The point is not to eliminate choice. It is to make choice contextual and durable instead of a ritualized click performed under banner fatigue.
Maler was more cautious about technology as a cure-all and puts more faith in standards. She pointed to “My Terms” and IEEE 7012, a machine-readable privacy-terms standard designed to let individuals set conditions before a third party attempts to access their data.
The IEEE standard is far from becoming the Wi-Fi of privacy. Standards can take years to become products. But, Maler said, it is a real attempt to flip the default: users set terms first, instead of reacting to terms drafted by someone else.
Industry doesn’t like change
The market may not welcome that flip.
Google’s long-running Privacy Sandbox effort showed how hard it is to move the web away from third-party cookies.

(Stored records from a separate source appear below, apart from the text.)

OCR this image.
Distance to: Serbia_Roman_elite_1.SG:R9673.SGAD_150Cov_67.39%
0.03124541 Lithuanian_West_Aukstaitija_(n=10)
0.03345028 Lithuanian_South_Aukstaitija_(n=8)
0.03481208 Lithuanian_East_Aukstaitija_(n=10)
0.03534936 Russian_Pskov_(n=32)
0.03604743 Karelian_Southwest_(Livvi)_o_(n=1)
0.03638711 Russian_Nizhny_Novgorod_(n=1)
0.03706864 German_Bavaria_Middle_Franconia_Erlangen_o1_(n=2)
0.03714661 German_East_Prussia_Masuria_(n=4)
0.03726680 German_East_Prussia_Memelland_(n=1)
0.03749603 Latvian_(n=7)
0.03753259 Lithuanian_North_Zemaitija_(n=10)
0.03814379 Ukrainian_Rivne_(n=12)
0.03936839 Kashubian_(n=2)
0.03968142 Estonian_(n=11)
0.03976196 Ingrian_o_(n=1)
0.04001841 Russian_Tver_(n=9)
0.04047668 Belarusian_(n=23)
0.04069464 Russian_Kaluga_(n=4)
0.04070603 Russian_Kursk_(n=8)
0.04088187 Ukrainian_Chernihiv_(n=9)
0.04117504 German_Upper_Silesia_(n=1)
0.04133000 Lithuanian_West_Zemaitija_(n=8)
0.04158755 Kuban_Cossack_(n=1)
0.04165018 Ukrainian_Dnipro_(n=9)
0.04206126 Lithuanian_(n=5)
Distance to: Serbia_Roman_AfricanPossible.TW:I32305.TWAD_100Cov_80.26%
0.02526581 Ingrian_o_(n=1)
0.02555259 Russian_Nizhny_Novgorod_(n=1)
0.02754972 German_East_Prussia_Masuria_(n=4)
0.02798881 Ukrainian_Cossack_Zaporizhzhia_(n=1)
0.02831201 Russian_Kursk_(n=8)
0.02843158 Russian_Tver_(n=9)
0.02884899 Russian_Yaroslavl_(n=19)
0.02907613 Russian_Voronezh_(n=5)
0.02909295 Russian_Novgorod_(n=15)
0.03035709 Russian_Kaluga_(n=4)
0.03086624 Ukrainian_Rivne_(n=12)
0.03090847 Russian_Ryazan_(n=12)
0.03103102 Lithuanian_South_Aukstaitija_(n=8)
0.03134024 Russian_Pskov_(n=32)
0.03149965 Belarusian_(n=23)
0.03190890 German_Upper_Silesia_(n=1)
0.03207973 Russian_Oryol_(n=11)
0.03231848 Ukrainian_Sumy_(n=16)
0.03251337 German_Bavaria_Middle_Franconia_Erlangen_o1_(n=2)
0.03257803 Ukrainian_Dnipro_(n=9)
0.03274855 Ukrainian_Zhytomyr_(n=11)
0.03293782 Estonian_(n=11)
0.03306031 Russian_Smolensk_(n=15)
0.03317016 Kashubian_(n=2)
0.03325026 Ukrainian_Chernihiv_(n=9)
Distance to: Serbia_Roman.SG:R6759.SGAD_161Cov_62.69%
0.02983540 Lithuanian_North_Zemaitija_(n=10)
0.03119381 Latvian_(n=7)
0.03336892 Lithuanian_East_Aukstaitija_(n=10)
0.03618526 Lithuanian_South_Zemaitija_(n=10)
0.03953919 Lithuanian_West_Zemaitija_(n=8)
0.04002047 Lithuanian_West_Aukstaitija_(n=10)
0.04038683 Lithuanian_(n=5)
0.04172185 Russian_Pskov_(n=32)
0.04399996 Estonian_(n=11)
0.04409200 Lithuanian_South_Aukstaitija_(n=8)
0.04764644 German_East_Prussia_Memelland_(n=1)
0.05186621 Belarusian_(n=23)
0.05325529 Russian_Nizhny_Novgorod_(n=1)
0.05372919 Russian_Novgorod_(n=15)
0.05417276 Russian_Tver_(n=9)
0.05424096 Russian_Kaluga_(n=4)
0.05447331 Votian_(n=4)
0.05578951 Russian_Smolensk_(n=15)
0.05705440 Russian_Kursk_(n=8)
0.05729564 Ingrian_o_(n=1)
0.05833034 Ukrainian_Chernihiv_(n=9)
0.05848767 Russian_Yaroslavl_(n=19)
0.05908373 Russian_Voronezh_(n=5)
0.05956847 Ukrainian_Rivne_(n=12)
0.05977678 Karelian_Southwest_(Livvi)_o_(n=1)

Google spent years trying to replace them in Chrome with alternative advertising APIs, then delayed and retreated amid pressure from regulators and industry players worried about competition and market power. Adweek reported in October 2025 that Google officially retired much of Privacy Sandbox. The Center for Democracy and Technology argued the decision left Chrome users exposed to continued tracking and profiling.
The publisher argument also makes a strong argument for the status quo. The ad industry argues tracking funds quality content and keeps it free.
Schrems said the economics are messier: tracking does not simply fund publishers. It also lets advertisers find a premium publication’s readers elsewhere for less, shifting value away from the publisher and toward the platforms that control the targeting.
“Privacy is not going to solve quality journalism,” Schrems said.
And then there is the security hangover.
Every third-party script running on a corporate website is code executing in a customer’s browser under the company’s brand. Session cookies can also become targets for attackers trying to bypass passwords or multifactor authentication. Cookie theft and session hijacking remain recurring security concerns, as CloudSEK has documented.
For companies, the compliance issue is already practical. Businesses subject to state privacy laws that recognize GPC need to detect and honor browser-level opt-out signals and ensure downstream ad-tech and analytics partners respect them. This is not limited to companies physically located in California, Colorado or Connecticut. If a business serves covered consumers and meets statutory thresholds, the signal matters.
California’s $2.75 million settlement with Disney in February 2026 showed how regulators are beginning to treat opt-out design as an enforcement issue, not a UX footnote. The complaint described an opt-out process fragmented across devices and services (Disney+, Hulu and ESPN+), even as Disney allegedly associated those same devices with users for advertising purposes.
Disney agreed to a stipulated judgment resolving California’s allegations without admitting liability.
The larger question is whether the cookie banner’s replacement becomes real user control or just better-dressed theater.
Browsers matter because they sit between users and websites. But the browser is no longer the whole story. Mobile apps, SaaS platforms, device identifiers, identity graphs and OAuth-style app connections do not all depend on browser cookies. They raise the same governance question: who manages permission when data moves across systems?
That is why the EIC panel’s cookie question was really a narrower version of a bigger one. Can the internet move consent away from manipulative interfaces and into systems that reflect what users want?
Kuppinger’s phrase for that future was simple: “privacy without pain.”
The hard part is not imagining it. The hard part is getting an industry built on pain to give it up.